To better understand physicians' views on factors of influence for the prescribing of antibiotics and on antibiotic resistance in the Berlin region, Germany.
Qualitative study with focus groups.
Outpatient care and hospital care practice in the Berlin region, Germany.
7 General practitioners, two urologists, one paediatrician from outpatient care and eight internists, two paediatricians, two ear, nose and throat specialists and two urologists from hospital care.
Physicians showed differential interest in topics related to antibiotic prescribing and antibiotic resistance. Outpatient care physicians were interested in topics around their own prescribing, such as being able to diagnose and prescribe precisely, and topics about patient demand and non-compliance. Hospital care physicians were interested in hygiene challenges, limited consult time and multi-resistant pathogens.
Physicians considered the development of resistance to be more in the domain of clinical treatment than that of the patient. Major challenges related to antibiotic resistance for this group of physicians are access to and clarity of treatment recommendations, implementation of hygienic measures, as well as increased outsourcing of laboratory services. Results raise questions about whether meeting physicians' expectations should be a focus when developing intervention that aims to influence antibiotic resistance in this and other areas of Germany.
Overuse of antibiotics across many specialities and in some of the most common diagnoses remains a driving force for antibiotic resistance.
While much attention has focused on limiting use and addressing clinical concerns like improving point-of-care diagnostic tests, prior literature has largely left out the consideration of socio-behavioural factors that influence physicians' decisions to prescribe antibiotics.
Focus group discussions were used to show physicians' views on factors that influence their prescribing of antibiotics and antibiotic resistance.
Berlin area physicians are interested in receiving help to make informed decisions on the appropriate measures for mitigating patient discomfort and risk.
In this group, well-informed prescribing practice appears to be influenced by non-patient-oriented factors that are both structural (eg, overcrowding in hospitals) as well as non-structural in nature (eg, access to feedback from microbiologists or time allowed for patient consult).

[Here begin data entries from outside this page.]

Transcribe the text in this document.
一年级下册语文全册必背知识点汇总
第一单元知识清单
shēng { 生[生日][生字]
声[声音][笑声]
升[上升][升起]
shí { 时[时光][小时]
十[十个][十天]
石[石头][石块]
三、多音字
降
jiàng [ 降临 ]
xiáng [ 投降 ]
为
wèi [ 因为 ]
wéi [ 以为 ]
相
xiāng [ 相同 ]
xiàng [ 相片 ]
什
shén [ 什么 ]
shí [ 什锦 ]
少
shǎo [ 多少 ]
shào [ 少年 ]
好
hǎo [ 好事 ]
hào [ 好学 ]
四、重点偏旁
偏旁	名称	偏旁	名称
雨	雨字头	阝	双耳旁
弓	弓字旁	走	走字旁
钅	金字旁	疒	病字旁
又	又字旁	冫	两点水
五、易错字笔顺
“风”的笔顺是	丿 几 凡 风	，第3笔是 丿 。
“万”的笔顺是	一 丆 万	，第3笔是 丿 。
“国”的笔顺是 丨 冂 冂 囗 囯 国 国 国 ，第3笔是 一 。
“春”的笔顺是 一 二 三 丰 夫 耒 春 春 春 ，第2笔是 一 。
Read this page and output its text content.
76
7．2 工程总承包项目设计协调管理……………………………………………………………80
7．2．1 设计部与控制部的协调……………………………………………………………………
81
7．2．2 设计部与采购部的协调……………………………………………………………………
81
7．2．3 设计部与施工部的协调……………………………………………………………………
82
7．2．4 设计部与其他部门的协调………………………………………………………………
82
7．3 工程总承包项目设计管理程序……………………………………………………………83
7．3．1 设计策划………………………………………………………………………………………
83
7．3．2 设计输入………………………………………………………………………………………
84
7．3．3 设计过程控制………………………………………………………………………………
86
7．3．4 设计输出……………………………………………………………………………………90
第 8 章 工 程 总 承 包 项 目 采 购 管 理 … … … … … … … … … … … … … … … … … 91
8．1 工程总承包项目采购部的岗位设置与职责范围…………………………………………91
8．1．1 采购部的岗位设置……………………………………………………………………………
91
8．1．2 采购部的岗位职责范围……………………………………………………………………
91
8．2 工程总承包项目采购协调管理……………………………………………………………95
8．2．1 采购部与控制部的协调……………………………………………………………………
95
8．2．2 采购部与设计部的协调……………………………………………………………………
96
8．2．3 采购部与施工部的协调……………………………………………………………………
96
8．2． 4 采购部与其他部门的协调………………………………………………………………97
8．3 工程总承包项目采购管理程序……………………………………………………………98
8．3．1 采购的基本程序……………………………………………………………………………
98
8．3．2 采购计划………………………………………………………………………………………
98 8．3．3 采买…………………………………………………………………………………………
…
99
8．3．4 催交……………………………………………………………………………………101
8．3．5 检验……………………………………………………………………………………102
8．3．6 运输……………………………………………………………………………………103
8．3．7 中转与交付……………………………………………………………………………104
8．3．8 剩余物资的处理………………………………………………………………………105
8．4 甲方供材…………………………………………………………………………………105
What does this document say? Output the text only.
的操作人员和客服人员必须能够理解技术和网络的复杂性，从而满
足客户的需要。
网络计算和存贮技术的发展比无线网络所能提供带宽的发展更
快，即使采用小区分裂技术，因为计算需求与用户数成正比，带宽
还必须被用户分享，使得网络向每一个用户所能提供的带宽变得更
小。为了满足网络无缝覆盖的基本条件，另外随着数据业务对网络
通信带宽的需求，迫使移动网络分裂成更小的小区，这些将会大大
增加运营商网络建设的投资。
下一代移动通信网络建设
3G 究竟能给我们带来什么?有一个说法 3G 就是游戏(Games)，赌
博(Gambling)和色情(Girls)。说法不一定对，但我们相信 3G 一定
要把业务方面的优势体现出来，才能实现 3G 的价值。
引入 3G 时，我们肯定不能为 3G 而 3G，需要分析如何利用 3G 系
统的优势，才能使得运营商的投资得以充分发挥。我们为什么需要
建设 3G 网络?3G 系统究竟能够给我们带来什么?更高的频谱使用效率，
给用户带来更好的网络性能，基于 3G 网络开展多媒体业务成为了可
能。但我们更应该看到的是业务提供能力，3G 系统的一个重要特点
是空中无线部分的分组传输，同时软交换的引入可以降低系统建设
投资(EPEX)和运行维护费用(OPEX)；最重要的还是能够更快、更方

Physicians desire intervention activities that address their own skills, like assessment of patient needs, time management for consult and navigation of pharmaceutical consulting.
Strengths and limitations of this study
Modern methodologies for focus group data analysis, including a comprehensive plan for ensuring validity in data-making and data reduction were used in the study.
Presented study methodology allows replication by other research groups.
The number of participating physicians was limited; however, they were recruited from diverse backgrounds with respect to age, sex, size of practice, care setting and number of years in practice.